Over such a period, ministers of agriculture understand they can get fired, and political leaders may be ousted from office, whether through democratic or other means. In the context of many African countries political uncertainty, combined with weak political institutions that hinder policy continuity, it simply doesn t pay for leaders to invest funds in activities if they may not be around to reap the political returns.
Second, agricultural R&D spending is among the most "invisible" types of investments governments can make. Low levels of literacy in Africa, mostly among rural populations, mean that those constituents most likely to benefit from agricultural research investments are also those who would not readily be able to tell that their higher yields from improved seed varieties are the fruits of public investments in breeding programs.
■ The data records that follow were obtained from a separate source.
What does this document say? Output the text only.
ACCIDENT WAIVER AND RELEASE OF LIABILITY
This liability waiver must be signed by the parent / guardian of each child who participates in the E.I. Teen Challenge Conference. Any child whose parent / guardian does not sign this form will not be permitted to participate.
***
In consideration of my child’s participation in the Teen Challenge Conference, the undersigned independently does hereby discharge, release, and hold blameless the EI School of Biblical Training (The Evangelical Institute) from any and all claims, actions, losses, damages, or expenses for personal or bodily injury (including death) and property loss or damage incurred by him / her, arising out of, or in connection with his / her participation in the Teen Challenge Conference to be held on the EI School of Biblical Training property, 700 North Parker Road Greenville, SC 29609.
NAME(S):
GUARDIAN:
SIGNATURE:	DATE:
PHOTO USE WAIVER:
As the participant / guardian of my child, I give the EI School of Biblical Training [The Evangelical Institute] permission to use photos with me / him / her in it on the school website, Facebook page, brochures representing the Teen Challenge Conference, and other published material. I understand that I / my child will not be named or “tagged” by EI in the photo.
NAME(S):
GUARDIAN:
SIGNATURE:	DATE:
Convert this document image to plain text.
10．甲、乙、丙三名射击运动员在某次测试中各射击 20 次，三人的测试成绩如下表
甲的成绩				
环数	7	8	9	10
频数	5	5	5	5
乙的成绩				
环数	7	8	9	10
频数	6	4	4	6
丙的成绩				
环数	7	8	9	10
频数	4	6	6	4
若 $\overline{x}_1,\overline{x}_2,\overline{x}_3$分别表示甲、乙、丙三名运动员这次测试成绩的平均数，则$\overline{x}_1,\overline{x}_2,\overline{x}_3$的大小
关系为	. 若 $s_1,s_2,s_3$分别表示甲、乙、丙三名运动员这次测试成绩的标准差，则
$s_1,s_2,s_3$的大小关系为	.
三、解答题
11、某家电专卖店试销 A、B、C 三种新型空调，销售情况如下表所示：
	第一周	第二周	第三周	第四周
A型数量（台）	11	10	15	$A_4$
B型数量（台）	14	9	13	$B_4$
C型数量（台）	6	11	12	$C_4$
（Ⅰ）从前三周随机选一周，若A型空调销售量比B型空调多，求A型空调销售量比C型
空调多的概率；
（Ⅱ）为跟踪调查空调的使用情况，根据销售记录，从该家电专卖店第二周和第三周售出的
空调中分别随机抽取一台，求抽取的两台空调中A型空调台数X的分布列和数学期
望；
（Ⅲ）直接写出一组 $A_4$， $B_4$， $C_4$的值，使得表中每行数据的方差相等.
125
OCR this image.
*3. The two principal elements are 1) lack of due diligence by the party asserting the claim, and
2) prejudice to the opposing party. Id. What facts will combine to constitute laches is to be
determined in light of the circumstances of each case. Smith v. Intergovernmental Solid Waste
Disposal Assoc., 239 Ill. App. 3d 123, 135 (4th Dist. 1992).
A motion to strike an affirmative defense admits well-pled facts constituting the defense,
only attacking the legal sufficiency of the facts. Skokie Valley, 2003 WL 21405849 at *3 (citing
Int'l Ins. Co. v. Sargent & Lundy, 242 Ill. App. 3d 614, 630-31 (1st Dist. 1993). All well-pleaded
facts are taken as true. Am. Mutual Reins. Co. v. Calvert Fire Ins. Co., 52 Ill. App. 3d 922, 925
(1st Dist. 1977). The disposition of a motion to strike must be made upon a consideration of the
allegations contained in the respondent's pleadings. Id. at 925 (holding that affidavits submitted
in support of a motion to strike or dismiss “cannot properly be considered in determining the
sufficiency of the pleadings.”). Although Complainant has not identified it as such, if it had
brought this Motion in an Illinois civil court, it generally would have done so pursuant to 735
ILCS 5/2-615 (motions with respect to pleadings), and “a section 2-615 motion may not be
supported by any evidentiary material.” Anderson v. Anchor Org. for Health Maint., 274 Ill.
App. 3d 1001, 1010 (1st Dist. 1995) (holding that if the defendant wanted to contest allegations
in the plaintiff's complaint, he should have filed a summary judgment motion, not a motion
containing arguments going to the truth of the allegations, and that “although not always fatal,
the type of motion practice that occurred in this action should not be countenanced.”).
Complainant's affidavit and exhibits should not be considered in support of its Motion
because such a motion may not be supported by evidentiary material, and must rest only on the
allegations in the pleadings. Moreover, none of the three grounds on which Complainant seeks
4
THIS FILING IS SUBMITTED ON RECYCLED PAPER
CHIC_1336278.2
In contrast, government subsidies on fertilizers, which usually come in the form of paper vouchers handed out by government extension officers, are easily attributable to politicians. They have correspondingly received lavish attention in African budgets, despite the rather mixed performance of these input subsidies in spurring agricultural growth.
Development experts and advocacy groups in the US who are fighting against food insecurity are right to appeal for increased US aid for African agriculture. But given the political climate at home that renders aid highly precarious, they should also encourage African leaders themselves to do the right thing by their poor populations.
It s not enough to simply keep reciting what "the right thing" is, however. Instead, US development policy advisors first need to understand, then creatively help poor countries work through and around the political incentives that may stand in the way of good agricultural policies and investments in Africa.